La vida de esos pueblos, metidos en las profundidades de la cuenca del río, llega a las primeras planas cuando una tragedia grande les azota. Reviven esos pueblos para el Ecuador oficial, cuando las montañas se caen sobre el cauce turbulento, cuando crecen los ríos, cuando el mundo y la geografía se derrumban sobre ellos. Sin tragedias que hagan noticia, esos pueblos no existen. Pero ellos son, en realidad, los que hacen el tejido de una nación diversa cuya vida decurre en la modestia y la pobreza, en el aislamiento y la soledad.

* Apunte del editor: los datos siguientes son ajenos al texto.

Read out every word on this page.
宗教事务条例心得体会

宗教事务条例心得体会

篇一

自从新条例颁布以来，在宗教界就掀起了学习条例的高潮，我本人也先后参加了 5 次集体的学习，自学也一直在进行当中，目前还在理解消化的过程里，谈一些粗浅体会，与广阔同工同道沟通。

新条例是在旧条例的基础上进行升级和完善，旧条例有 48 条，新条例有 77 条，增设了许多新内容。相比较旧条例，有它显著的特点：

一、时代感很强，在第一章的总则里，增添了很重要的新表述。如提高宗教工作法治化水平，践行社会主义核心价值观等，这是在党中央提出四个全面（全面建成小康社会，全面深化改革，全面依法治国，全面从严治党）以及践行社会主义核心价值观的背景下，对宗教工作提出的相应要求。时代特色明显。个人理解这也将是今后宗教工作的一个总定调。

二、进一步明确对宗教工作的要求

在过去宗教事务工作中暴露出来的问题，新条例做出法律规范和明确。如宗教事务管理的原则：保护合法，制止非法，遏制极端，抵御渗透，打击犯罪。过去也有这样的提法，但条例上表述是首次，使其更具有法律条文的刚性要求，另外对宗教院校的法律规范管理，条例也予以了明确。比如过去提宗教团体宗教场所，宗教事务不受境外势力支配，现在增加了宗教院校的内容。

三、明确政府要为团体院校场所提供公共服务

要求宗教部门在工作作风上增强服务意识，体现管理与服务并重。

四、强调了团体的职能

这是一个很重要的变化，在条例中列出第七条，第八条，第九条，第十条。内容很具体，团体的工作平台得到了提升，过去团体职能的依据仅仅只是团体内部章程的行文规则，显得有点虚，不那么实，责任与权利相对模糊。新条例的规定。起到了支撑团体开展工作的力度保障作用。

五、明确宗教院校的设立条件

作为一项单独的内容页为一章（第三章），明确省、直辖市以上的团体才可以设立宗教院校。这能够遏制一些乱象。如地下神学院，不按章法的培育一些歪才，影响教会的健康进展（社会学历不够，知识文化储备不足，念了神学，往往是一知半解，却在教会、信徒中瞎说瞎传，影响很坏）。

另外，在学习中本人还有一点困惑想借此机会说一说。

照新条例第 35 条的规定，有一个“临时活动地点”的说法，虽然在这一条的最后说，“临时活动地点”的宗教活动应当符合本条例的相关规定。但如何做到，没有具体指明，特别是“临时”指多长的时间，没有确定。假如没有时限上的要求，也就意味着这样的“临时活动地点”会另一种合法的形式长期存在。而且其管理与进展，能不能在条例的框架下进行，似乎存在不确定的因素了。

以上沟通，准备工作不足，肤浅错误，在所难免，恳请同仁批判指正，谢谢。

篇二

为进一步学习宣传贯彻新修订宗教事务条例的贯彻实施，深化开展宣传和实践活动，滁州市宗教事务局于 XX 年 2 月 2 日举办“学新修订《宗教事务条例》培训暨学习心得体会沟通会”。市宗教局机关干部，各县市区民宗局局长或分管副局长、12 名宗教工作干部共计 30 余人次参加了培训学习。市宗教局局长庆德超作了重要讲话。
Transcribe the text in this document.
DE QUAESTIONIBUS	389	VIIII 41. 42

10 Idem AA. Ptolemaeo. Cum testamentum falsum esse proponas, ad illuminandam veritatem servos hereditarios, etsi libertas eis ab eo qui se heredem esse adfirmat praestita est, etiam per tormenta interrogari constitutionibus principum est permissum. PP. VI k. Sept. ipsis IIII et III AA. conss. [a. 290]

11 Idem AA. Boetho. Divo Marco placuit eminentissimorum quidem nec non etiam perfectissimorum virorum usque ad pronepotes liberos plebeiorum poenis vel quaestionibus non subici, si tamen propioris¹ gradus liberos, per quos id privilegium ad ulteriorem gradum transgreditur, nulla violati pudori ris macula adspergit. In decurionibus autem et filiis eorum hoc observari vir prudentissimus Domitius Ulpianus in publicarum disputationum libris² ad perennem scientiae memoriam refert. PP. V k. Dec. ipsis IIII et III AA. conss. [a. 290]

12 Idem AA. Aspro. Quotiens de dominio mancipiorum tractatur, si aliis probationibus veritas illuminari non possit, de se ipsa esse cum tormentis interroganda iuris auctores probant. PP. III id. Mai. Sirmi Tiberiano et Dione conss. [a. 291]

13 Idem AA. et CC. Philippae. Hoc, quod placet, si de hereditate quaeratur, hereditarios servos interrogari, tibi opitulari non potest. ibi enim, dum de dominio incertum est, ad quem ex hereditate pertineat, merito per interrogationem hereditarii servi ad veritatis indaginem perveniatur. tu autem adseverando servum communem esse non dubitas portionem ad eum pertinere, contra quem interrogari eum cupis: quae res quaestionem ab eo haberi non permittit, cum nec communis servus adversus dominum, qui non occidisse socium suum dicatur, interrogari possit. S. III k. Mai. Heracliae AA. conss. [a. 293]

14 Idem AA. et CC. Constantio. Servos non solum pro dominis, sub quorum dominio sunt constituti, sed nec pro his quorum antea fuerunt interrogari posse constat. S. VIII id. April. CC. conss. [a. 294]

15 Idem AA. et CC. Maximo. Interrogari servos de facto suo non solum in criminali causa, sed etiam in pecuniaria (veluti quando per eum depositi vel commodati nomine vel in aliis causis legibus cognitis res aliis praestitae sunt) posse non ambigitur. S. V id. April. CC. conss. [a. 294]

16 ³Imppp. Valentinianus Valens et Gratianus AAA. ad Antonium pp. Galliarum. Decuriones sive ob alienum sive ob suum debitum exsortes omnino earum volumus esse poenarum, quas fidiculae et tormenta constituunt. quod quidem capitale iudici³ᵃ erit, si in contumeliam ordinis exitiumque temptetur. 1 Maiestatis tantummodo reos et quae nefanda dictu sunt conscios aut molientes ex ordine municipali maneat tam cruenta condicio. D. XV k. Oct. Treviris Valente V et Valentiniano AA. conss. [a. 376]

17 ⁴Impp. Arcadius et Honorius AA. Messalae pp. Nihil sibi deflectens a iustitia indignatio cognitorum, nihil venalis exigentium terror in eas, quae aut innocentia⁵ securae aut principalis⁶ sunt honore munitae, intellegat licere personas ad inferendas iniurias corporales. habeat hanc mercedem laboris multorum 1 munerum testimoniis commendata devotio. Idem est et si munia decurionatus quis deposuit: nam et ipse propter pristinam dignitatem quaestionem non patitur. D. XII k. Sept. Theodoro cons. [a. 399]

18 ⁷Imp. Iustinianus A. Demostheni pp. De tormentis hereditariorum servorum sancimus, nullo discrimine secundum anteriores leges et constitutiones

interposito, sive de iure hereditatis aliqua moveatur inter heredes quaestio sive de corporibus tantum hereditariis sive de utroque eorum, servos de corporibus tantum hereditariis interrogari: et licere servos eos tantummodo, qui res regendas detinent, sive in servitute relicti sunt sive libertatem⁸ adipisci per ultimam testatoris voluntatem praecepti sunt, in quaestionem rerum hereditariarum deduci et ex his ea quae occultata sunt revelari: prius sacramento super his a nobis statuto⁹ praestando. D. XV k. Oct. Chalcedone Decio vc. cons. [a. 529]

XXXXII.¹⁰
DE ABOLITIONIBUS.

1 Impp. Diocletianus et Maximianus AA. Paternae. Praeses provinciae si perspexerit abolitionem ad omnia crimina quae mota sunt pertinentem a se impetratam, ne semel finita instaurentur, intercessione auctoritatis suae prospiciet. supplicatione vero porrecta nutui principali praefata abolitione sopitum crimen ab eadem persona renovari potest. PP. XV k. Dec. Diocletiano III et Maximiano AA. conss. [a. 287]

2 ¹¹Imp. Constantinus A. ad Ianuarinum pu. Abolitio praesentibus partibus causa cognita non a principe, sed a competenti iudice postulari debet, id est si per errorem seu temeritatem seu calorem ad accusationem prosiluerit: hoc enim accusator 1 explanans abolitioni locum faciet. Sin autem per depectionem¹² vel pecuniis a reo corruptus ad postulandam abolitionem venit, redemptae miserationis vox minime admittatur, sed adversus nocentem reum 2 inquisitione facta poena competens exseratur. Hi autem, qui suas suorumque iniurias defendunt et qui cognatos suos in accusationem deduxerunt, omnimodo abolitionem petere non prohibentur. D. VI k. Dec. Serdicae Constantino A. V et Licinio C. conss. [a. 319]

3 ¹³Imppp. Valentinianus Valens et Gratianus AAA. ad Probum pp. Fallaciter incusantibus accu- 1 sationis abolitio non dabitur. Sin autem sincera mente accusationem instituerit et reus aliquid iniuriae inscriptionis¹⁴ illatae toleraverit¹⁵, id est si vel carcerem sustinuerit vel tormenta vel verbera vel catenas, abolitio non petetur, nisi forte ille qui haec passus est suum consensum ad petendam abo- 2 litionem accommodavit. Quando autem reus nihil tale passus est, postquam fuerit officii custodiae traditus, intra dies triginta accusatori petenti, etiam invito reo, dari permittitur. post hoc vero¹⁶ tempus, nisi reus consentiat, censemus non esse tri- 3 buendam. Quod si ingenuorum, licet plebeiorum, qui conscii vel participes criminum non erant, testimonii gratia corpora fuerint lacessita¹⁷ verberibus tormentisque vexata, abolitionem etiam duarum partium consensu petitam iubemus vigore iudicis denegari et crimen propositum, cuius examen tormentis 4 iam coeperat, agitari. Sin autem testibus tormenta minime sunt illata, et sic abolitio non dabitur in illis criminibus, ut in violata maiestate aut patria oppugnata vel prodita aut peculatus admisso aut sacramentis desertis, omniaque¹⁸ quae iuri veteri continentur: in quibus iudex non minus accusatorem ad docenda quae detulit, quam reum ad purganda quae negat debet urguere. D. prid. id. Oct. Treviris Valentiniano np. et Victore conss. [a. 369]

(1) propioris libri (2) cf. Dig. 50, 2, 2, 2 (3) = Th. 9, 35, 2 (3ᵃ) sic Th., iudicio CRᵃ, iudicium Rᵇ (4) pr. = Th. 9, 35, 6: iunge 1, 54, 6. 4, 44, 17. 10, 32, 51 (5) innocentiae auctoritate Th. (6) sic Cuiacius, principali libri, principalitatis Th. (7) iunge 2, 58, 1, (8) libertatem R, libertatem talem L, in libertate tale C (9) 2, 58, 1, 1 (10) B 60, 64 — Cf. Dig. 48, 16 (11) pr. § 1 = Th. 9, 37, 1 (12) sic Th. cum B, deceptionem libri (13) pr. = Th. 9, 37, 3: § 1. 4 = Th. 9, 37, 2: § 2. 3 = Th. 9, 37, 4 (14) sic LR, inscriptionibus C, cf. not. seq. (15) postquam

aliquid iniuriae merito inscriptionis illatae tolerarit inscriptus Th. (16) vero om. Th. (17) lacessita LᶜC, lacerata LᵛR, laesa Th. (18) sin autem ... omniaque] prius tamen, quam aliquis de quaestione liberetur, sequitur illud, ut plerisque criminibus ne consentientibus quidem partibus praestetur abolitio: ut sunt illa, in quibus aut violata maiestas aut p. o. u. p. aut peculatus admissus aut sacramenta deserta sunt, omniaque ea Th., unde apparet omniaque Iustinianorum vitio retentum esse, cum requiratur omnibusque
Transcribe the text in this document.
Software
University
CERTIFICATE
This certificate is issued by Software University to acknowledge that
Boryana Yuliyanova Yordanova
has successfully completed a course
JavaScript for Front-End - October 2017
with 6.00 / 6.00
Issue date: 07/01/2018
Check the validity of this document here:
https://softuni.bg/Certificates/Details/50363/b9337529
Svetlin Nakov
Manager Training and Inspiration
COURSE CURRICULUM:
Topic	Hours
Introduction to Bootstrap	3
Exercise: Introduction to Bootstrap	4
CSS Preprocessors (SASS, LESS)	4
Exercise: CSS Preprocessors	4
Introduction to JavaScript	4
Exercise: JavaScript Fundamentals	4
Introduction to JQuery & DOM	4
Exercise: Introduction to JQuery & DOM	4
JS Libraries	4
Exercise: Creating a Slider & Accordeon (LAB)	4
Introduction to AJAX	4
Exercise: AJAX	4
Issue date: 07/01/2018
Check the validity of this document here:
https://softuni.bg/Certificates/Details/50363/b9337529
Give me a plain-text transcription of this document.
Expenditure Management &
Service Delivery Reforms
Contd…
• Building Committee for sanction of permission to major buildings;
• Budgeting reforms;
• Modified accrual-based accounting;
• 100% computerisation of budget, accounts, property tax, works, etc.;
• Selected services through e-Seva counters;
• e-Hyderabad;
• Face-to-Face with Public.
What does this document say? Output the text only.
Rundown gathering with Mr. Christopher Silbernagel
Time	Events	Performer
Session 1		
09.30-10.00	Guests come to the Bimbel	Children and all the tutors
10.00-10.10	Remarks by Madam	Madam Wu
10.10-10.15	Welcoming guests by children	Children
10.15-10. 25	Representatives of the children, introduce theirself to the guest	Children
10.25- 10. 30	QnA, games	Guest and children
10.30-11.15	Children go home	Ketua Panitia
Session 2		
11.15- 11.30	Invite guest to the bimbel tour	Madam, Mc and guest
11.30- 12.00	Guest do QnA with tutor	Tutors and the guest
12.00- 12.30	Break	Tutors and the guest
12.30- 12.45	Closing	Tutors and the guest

Llegar a Huigra y reconocerla, entrar a sus casas, ir por sus calles, es, en cierta forma, volver sobre el viejo país, regresar a las profundidades de una sociedad, que entre las turbulencias de la vida, olvidamos que existe. El viejo y verdadero Ecuador vuelve así, súbita y trágicamente, como para recordarnos que, además de las autopistas y los rascacielos, que más allá de los presupuestos y los balances, que ajenos a la turbulencias de la vida pública, hay hombres que viven como antes, entre privaciones y esfuerzos, animosos, soportando una soledad que oprime como la enorme y bella montaña que marca el horizonte de Huigra.